News that the Department of Justice will allow Smithfield Beef Group's sale to JBS-Swift & Co sent Smithfield's stock soaring on Monday, October 20, as the promise of a $565 million cash infusion perked up investors worried about the company's debt load. According to meatingplace.com, Smithfield are also expected to receive an additional $200 million in proceeds from the deal in the next six months, putting them in prime position to cover $300 million in debt.

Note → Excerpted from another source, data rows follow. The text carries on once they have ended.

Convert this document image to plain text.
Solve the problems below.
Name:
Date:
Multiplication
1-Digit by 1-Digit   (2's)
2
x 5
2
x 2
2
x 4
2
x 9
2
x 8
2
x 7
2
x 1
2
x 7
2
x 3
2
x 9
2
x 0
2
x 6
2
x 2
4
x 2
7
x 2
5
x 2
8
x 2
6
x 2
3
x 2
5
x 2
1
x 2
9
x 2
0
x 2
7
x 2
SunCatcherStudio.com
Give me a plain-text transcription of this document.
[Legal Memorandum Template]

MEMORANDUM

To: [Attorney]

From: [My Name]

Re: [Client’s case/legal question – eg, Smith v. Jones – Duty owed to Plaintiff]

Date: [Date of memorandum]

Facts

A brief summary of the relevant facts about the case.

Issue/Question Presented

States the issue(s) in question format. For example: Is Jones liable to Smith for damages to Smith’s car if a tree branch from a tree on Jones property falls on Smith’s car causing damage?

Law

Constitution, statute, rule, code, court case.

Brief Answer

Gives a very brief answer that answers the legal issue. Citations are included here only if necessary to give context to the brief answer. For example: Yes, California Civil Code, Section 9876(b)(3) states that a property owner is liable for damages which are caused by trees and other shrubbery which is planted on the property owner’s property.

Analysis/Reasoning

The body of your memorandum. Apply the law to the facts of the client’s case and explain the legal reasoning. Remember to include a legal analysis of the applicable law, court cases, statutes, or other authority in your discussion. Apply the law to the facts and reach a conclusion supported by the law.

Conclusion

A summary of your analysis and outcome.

The DOJ said it would not oppose the company's sale of Smithfield Beef Group and the Five Rivers cattle feeding operations to JBS-Swift, whereas the government is suing to block the Brazilian beef packer's bid to also buy National Beef Packing Co. There is concern in some quarters that by purchasing National Beef, the nation's fourth-largest beef packer, JBS-Swift, the nation's third-largest beef packer, would lessen competition for fed cattle in the High Plains and Southwest regions. JBS operate beef packing plants in Cactus, Texas; Grand Island, Neb; Greeley, Col; and Hyrum, Utah. By way of acquiring Smithfield Beef Group, the nation's fifth-largest beef packer, JBS also would operate plants in Tolleson, Ariz; Green Bay, Wis; Plainwell, Mich; and Souderton, Pa. National operates three beef packing plants in Liberal, Kan; Dodge City, Kan; and Brawley, Calif. National's Brawley, Calif, plant and Smithfield's Tolleson, Ariz, plant essentially are the only two bidders for fed cattle in the region. In other words, there only would be one bidder if JBS prevails. ‘Potentially, JBS could choose to divest one of the two plants," Aslam said in a note to investors. "Likely buyers would include Tyson Foods and Cargill." Opponents of the JBS deals applauded the DOJ's treatment of the National Beef merger but had hoped for the same in regards to Smithfield. ‘We are grateful that the Justice Department and State Attorneys General have considered our concerns and are taking meaningful action to protect US cattle producers and consumers against the abusive market power that can result from industry concentration', R-CALF USA president/region VI director Max Thornsberry said in a statement.